What stands in her way are a number of possible obstacles - access to education, getting fed and clothed, gender discrimination, disease, economic expectations from her family. But let's just say this girl has overcome these challenges by a combination of her efforts and a good bit of luck. She now has the resources at her disposal to carry out her dreams. But there is one last barricade that stands in her way, however, and it's quite possibly the darkest of them all because it's in her head. It's the lack of a sense of entitlement.

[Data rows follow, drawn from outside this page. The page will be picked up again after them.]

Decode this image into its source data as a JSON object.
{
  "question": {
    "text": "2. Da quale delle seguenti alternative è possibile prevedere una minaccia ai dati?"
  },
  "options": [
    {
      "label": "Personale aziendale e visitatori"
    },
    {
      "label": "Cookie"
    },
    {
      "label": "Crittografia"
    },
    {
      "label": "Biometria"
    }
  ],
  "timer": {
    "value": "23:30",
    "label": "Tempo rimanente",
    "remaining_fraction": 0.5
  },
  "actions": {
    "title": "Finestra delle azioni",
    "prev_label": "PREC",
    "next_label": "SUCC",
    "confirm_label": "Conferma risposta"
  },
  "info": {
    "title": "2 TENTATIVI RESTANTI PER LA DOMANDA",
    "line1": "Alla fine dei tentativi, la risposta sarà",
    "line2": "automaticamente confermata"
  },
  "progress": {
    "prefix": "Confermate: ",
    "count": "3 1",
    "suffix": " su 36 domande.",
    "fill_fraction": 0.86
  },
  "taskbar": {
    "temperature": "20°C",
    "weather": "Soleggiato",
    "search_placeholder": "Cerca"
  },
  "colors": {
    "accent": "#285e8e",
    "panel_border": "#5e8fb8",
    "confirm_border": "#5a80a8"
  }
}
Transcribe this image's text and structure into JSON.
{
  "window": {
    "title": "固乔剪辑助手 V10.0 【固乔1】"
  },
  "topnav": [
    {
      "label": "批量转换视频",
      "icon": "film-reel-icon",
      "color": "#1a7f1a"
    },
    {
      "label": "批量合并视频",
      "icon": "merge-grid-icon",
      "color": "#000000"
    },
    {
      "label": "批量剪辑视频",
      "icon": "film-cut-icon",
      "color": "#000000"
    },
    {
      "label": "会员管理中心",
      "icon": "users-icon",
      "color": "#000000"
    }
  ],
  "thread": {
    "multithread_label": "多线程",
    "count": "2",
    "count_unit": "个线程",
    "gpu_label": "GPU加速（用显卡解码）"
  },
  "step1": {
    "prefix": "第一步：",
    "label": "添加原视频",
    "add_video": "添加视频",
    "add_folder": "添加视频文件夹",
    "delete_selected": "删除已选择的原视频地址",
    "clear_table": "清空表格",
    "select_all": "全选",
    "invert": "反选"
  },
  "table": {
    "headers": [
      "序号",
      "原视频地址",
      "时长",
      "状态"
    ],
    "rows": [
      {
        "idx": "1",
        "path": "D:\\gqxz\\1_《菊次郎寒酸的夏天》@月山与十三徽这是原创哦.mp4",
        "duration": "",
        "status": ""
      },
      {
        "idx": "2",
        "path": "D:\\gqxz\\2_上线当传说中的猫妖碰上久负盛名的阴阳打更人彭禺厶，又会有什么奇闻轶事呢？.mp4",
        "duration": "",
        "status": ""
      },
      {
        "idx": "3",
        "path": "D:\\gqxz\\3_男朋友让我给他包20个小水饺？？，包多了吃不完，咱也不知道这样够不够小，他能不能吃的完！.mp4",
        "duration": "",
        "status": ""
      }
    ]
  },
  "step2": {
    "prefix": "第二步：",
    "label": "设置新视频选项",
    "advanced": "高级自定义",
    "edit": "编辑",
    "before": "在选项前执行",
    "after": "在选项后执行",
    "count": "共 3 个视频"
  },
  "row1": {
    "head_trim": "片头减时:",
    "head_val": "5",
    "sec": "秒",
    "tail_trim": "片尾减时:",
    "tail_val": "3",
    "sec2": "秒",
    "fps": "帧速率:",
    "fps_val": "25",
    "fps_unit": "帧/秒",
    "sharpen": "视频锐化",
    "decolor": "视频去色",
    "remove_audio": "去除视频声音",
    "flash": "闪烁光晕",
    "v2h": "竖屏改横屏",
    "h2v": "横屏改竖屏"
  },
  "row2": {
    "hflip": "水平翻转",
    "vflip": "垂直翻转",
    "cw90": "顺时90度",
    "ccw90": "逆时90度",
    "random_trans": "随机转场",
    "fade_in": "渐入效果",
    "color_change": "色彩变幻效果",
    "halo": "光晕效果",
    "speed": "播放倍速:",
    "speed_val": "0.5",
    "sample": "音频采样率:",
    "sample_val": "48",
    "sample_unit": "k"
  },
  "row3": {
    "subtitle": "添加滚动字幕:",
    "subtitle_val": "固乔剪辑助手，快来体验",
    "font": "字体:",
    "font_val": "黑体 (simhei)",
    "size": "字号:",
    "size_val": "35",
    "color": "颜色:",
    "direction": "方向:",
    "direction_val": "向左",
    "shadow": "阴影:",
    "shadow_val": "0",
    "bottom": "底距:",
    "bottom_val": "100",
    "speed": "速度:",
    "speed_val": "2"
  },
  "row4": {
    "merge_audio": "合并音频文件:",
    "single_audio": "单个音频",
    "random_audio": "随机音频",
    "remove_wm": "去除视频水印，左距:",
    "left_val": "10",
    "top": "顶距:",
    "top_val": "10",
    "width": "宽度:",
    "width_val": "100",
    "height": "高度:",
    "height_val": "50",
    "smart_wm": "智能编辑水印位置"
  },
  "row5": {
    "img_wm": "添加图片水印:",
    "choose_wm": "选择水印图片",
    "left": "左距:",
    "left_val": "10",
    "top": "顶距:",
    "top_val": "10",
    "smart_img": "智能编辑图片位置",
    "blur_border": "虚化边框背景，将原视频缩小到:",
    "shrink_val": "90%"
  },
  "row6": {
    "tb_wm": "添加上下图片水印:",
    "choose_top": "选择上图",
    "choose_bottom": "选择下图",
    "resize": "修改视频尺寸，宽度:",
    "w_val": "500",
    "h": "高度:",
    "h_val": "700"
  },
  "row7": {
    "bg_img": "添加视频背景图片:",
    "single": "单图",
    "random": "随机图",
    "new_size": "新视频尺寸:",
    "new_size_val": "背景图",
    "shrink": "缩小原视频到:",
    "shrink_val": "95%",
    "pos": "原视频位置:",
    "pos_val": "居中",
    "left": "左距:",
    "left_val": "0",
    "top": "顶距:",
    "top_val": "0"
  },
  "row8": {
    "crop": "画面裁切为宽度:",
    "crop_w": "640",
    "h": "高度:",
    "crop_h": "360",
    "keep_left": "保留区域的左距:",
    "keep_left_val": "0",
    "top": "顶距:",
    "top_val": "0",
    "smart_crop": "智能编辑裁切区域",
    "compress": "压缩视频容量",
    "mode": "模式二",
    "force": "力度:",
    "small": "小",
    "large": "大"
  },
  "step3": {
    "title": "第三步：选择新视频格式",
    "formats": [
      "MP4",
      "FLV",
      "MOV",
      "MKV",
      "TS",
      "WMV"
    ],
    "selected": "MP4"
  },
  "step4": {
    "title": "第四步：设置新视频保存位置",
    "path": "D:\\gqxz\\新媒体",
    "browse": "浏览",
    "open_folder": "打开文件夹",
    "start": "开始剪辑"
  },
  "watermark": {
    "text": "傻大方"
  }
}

In order to survive, she's had to adapt like her parents and grandparents. Evolution is still alive and well in the psychological ability of survivors to accept realities they cannot change, which is the first step to adaptation. To some degree, she has had to accept the dire circumstances and pain she witnessed that she couldn't change. Children's natural joy and maleable minds prevent them from experiencing true desperation. To her, dying infants and battered women were part of her childhood reality. She feels a sense of injustice, but no outrage like the entitled Americans around her. She cannot be outraged at a world that was once her own, one that offered joy along with suffering. On top of this, having feared all their lives, her elders at first frowned upon, then outright forbode her to continue pursuing her vision. To them, this was frivolousness. How dare she risk her and their lives for a mirage? How could she stick her head in the clouds while her family was hungry?

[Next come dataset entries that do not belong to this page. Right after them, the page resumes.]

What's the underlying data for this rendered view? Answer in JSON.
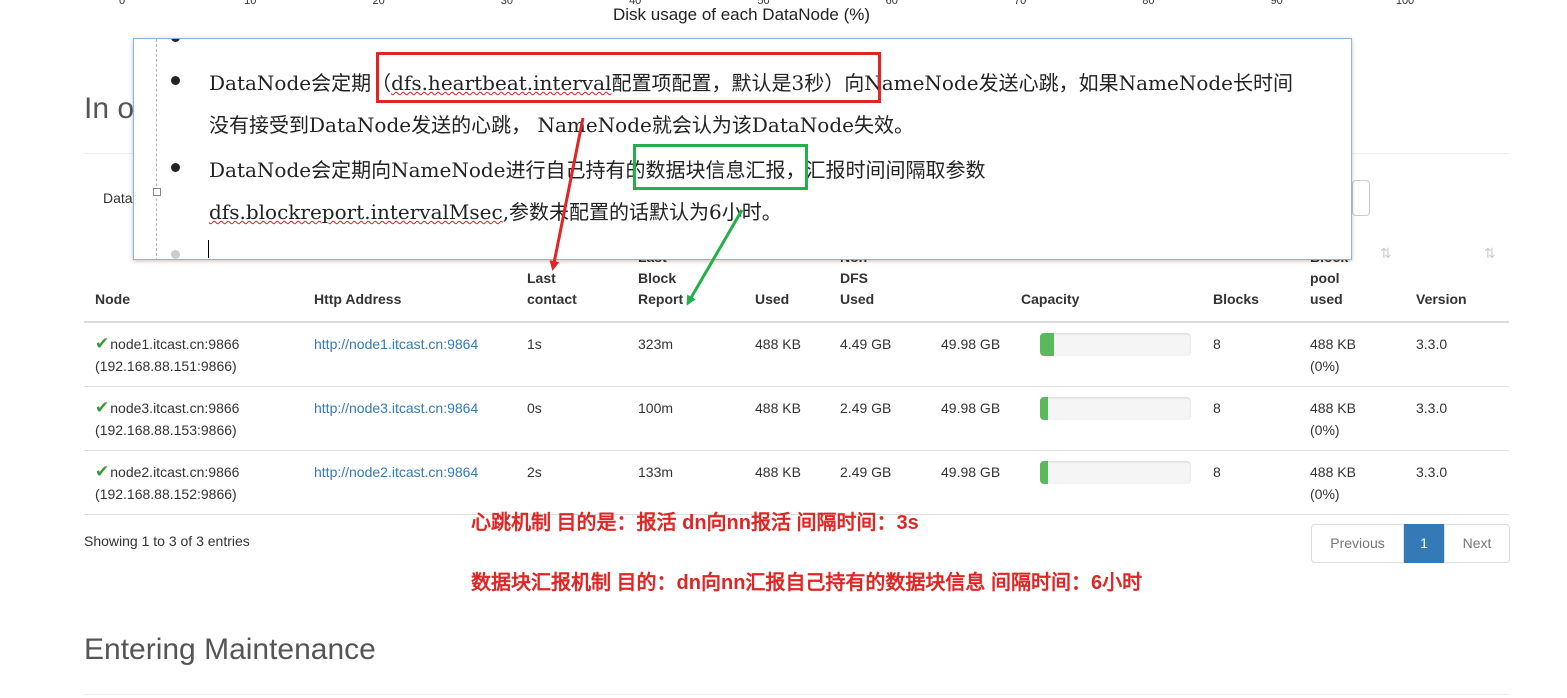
{
  "chart_axis": {
    "ticks": [
      "0",
      "10",
      "20",
      "30",
      "40",
      "50",
      "60",
      "70",
      "80",
      "90",
      "100"
    ],
    "title": "Disk usage of each DataNode (%)"
  },
  "section_in_operation": "In o",
  "control_label": "Data",
  "table": {
    "headers": {
      "node": "Node",
      "http": "Http Address",
      "last_contact_1": "Last",
      "last_contact_2": "contact",
      "last_block_1": "Last",
      "last_block_2": "Block",
      "last_block_3": "Report",
      "used": "Used",
      "non_dfs_1": "Non",
      "non_dfs_2": "DFS",
      "non_dfs_3": "Used",
      "capacity": "Capacity",
      "blocks": "Blocks",
      "bp_1": "Block",
      "bp_2": "pool",
      "bp_3": "used",
      "version": "Version"
    },
    "rows": [
      {
        "node": "node1.itcast.cn:9866",
        "ip": "(192.168.88.151:9866)",
        "http": "http://node1.itcast.cn:9864",
        "last_contact": "1s",
        "last_block": "323m",
        "used": "488 KB",
        "non_dfs": "4.49 GB",
        "capacity": "49.98 GB",
        "capacity_used_pct": 9,
        "blocks": "8",
        "bp_used": "488 KB",
        "bp_pct": "(0%)",
        "version": "3.3.0"
      },
      {
        "node": "node3.itcast.cn:9866",
        "ip": "(192.168.88.153:9866)",
        "http": "http://node3.itcast.cn:9864",
        "last_contact": "0s",
        "last_block": "100m",
        "used": "488 KB",
        "non_dfs": "2.49 GB",
        "capacity": "49.98 GB",
        "capacity_used_pct": 5,
        "blocks": "8",
        "bp_used": "488 KB",
        "bp_pct": "(0%)",
        "version": "3.3.0"
      },
      {
        "node": "node2.itcast.cn:9866",
        "ip": "(192.168.88.152:9866)",
        "http": "http://node2.itcast.cn:9864",
        "last_contact": "2s",
        "last_block": "133m",
        "used": "488 KB",
        "non_dfs": "2.49 GB",
        "capacity": "49.98 GB",
        "capacity_used_pct": 5,
        "blocks": "8",
        "bp_used": "488 KB",
        "bp_pct": "(0%)",
        "version": "3.3.0"
      }
    ]
  },
  "showing": "Showing 1 to 3 of 3 entries",
  "pagination": {
    "previous": "Previous",
    "page": "1",
    "next": "Next"
  },
  "section_maintenance": "Entering Maintenance",
  "note": {
    "line1_a": "DataNode会定期（",
    "line1_b": "dfs.heartbeat.interval",
    "line1_c": "配置项配置，默认是3秒）向NameNode发送心跳，如果NameNode长时间",
    "line2": "没有接受到DataNode发送的心跳， NameNode就会认为该DataNode失效。",
    "line3": "DataNode会定期向NameNode进行自己持有的数据块信息汇报，汇报时间间隔取参数",
    "line4_a": "dfs.blockreport.intervalMsec",
    "line4_b": ",参数未配置的话默认为6小时。"
  },
  "annotations": {
    "heartbeat": "心跳机制 目的是：报活  dn向nn报活   间隔时间：3s",
    "blockreport": "数据块汇报机制 目的：dn向nn汇报自己持有的数据块信息  间隔时间：6小时"
  },
  "colors": {
    "accent": "#337ab7",
    "progress": "#5cb85c",
    "annotation_red": "#e02525",
    "annotation_green": "#22b04a"
  }
}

So she's caught in this impossible tug-of-war - does she answer to the dream she holds in her heart, or does she play it safe and provide for the family that gave their own lives for her? She still sees a better world in her mind's eye, but she also lives with the world's flaws that she accepted early on. Without an unshakeable sense of entitlement, she wavers. She begins to believe that maybe it's ok to take progress one step at a time -- feed the children first, dreams later. So she backs away from her vision, generations of fear and heavy sighs blinding her once bright eyes like an illness, and the world is never changed.
What kills the potential of children in poverty, children of immigrants, and children from rough-and-tumble neighborhoods who didn't grow up with the same entitlements as the middle class American? What could have altered this picture?
Mentorship and resources. A child with larger-than-life aspirations needs a light beyond the desperate world she's always known. Knowing others who have succeeded in similar struggles gives her more confidence to defy her reality. It's also a resource that she can utilize, along with economic support, education, health care, and help with other problems in her daily life. If we begin to tell disadvantage children around the world that they are entitled to life and hope, and we help them and their families achieve at least these basic rights, we would see a lot more fantastical dreams becoming reality.